When 17-year-old Brian Mullen went up to bat for the first time in the championship game of the Reviving Baseball in Inner Cities League earlier this month, he couldn’t quite believe he was actually playing a game at Wrigley Field. So he took his time and walked slowly to the plate and let the feeling sink in. The left handed hitting catcher thought of all the great players who had stood where he was standing.

“Babe Ruth batted in the left handed batter’s box that I batted in,” Mullen said. “I thought that was really amazing. When I came up to bat I did just take some extra time to just look around and admire it.”

Mullen and another Forest Park teenager, 17-year-old David Sims, played at Wrigley Field on Aug. 12 as part of a team called the Riots, named after Cub shortstop Ryan Theriot. The squad was composed largely of players from Walther Lutheran High School. They lost the championship of the Chicago RBI League 5-4 to the Little Bulls – named for Cubs pitcher Carlos Zambrano.

Sims, a senior at Proviso Math and Science Academy who plays on the Proviso East baseball team, joined Riots after his Proviso East team dropped out of summer play because they lacked enough players. Left without a team this summer, Sims bumped into Mullen, a middle school classmate and former Forest Park Little League teammate, at a Little League game where Mullen was watching his cousin.

Mullen invited Sims to play with the Walther Lutheran summer team. The team played in the RBI league as well as a league in DuPage County. The RBI league is sponsored by the Cubs.

The RBI program was begun by Major League Baseball in 1992 and aims to increase the participation of inner city kids in the sport. Walther Lutheran, a suburban private school, is part of the league because its team typically includes a mixture of city and suburban kids.

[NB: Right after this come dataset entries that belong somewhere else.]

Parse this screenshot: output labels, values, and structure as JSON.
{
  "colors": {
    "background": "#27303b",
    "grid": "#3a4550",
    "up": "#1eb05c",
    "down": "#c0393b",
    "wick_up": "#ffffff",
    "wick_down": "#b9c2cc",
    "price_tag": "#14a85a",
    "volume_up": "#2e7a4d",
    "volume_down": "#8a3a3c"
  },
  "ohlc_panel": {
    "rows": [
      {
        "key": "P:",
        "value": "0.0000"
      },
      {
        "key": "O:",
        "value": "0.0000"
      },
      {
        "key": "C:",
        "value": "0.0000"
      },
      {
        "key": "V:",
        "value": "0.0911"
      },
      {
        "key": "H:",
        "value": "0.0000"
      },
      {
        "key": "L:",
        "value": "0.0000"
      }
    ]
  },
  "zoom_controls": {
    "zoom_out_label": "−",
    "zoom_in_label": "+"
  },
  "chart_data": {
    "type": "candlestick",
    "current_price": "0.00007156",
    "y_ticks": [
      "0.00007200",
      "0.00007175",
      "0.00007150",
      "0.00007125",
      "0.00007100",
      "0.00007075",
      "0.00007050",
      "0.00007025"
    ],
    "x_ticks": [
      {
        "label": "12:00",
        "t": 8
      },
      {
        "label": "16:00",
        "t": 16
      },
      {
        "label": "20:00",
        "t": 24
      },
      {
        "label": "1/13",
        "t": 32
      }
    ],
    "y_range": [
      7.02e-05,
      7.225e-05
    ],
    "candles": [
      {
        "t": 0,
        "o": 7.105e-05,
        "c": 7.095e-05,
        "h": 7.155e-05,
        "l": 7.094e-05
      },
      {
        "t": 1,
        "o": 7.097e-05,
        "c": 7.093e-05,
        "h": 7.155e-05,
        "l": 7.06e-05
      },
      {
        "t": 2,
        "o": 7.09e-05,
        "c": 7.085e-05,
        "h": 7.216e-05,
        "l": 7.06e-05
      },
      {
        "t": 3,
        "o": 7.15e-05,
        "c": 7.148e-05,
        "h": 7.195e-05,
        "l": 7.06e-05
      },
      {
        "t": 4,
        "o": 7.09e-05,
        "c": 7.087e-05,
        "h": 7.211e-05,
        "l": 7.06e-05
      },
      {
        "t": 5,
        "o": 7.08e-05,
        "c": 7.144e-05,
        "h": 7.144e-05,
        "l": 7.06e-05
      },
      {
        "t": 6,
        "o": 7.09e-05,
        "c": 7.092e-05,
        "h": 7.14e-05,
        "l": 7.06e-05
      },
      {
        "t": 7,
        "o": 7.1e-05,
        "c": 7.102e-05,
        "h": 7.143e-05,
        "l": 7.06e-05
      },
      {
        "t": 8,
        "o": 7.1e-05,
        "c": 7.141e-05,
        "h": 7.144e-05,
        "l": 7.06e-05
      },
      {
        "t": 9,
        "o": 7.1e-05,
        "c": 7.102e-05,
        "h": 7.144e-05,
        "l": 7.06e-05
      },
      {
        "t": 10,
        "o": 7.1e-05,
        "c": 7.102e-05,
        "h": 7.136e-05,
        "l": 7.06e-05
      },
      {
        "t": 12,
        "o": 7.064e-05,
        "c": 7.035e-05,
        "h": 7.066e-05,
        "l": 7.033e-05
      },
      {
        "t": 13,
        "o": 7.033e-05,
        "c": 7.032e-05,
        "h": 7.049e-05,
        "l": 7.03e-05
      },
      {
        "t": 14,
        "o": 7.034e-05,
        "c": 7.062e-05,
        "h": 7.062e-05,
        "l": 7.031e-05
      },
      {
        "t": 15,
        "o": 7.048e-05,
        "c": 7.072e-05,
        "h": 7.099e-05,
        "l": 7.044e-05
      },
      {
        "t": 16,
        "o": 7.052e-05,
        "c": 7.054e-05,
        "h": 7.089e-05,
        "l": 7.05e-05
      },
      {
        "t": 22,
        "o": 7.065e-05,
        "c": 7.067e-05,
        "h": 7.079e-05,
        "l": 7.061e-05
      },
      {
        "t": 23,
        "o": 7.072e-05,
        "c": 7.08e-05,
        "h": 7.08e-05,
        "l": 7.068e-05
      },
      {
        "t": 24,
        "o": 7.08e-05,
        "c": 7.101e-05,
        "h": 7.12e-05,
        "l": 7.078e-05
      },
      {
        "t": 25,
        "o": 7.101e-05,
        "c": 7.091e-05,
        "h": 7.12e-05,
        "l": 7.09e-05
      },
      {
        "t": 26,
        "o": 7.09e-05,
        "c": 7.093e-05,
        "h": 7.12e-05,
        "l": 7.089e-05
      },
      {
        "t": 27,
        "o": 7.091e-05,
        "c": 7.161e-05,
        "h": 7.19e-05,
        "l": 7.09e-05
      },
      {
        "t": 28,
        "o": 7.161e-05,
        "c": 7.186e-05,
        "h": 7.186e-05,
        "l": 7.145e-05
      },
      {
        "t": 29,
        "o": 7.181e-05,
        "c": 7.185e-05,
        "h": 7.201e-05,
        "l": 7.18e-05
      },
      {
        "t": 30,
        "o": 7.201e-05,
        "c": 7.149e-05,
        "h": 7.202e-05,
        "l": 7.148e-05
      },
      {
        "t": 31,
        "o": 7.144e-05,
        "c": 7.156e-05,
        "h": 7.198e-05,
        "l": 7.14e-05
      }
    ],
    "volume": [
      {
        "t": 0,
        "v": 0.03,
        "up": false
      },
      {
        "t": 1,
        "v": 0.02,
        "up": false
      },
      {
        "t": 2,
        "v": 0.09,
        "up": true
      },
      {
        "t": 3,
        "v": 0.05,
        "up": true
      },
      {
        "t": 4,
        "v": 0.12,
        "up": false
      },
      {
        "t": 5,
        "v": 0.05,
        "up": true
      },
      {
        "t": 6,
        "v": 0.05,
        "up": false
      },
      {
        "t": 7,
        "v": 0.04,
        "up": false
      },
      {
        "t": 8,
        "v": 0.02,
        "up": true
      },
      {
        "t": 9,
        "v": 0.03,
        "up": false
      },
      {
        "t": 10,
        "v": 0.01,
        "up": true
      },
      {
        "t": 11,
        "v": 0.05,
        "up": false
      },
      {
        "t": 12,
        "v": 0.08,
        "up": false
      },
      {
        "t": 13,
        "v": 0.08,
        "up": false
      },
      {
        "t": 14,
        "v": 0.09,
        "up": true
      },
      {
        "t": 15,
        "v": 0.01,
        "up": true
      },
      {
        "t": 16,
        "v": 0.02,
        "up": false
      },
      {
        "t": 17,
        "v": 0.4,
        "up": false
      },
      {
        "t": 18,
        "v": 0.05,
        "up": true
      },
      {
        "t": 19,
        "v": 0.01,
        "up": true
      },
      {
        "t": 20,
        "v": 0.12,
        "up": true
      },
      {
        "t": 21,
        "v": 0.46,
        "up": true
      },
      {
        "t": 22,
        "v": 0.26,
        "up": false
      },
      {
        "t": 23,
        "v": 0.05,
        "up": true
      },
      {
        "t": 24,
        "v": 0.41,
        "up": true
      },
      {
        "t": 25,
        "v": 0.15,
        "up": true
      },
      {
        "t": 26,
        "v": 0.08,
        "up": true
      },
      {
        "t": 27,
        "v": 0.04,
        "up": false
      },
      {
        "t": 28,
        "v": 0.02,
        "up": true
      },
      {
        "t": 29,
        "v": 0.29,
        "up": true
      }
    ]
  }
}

Two years ago Mullen made an RBI all star team and played in a national tournament in California.

Sims got a late start in baseball, not really playing the game until he was 11 years old. Up to then he had played mostly soccer, but quickly took to the diamond.

“Once I started playing I was like a natural,” Sims said. “I was good at it. I just like the game. It’s fun to play. It’s my favorite sport.”

Sims, an outfielder, pinch hit and played three innings in left field during the championship game, patrolling the same ground as Cubs outfielder Alfonso Soriano.

He walked in his only at bat and scored from second base.

Standing on first base, Sims tried to soak up the surroundings.

“I was looking around the whole park,” Sims said. “It was a good feeling. I was scared at first when I was leading off the base because I wanted to stay there as long as possible.”

But soon he became less aware of where he was and concentrated on the game.

“It really wasn’t that different because after a while I wasn’t really paying attention to the stadium, I was paying attention to the game,” Sims said.

Both Mullen and Sims are Cubs fans, which made playing at Wrigley extra special to them. Mullen made sure he got there early so he could claim the Cubs third base dugout for his team.

Mullen, a 5-foot 10-inch, 185-pound catcher who is now a senior at Walther, went one for three at the plate. He smashed a line drive single to left field, walked and scored a run. Mullen also made like his favorite player, catcher Geovany Soto, throwing out a runner trying to steal second base.

Like Sims, he managed to overcome most of his awe and concentrate on the game.

“It was surprising to me how regular it felt out there,” said Mullen. “Leading up to it I thought it was going to be so different and I thought I was going to be awestruck the whole time, but once I got into the game it just felt normal.”

His father Joe, the only White Sox fan in the Mullen family, coached first base for the Riots. He said it was a pretty exciting experience to stand in that first base coaching box at Wrigley, and even better to watch his son play there.

“I know he worked very hard for a long time to get better and better and better and to see it pay off like this is going to be, I think, great for his future,” said Joe Mullen.

Mullen has always loved baseball. Both his mother Georgine, and dad play softball.

“Ever since I was born I was surrounded by some kind of baseball or softball,” said Mullen.

His grandparents, four aunts, and nine cousins joined his mother in the Wrigley Field stands. His 9-year-old cousins Mia Vilanova of Forest Park and Molly Frank of Naperville each got a chance to announce Brian’s name on the portable public address system when he came up to bat.

Mullen lives and breathes baseball.

“He is one of the most baseball oriented human beings that I know,” Don Gillingham, his coach at Walther Lutheran, said. “He’s all baseball all the time.”

Mullen’s leadership qualities were recognized this summer in the RBI League when he won an award. Cubs player Mike Fontenot handed him his plaque during an announcement to the crowd at the Cubs’ July 23 game at Wrigley against the Florida Marlins.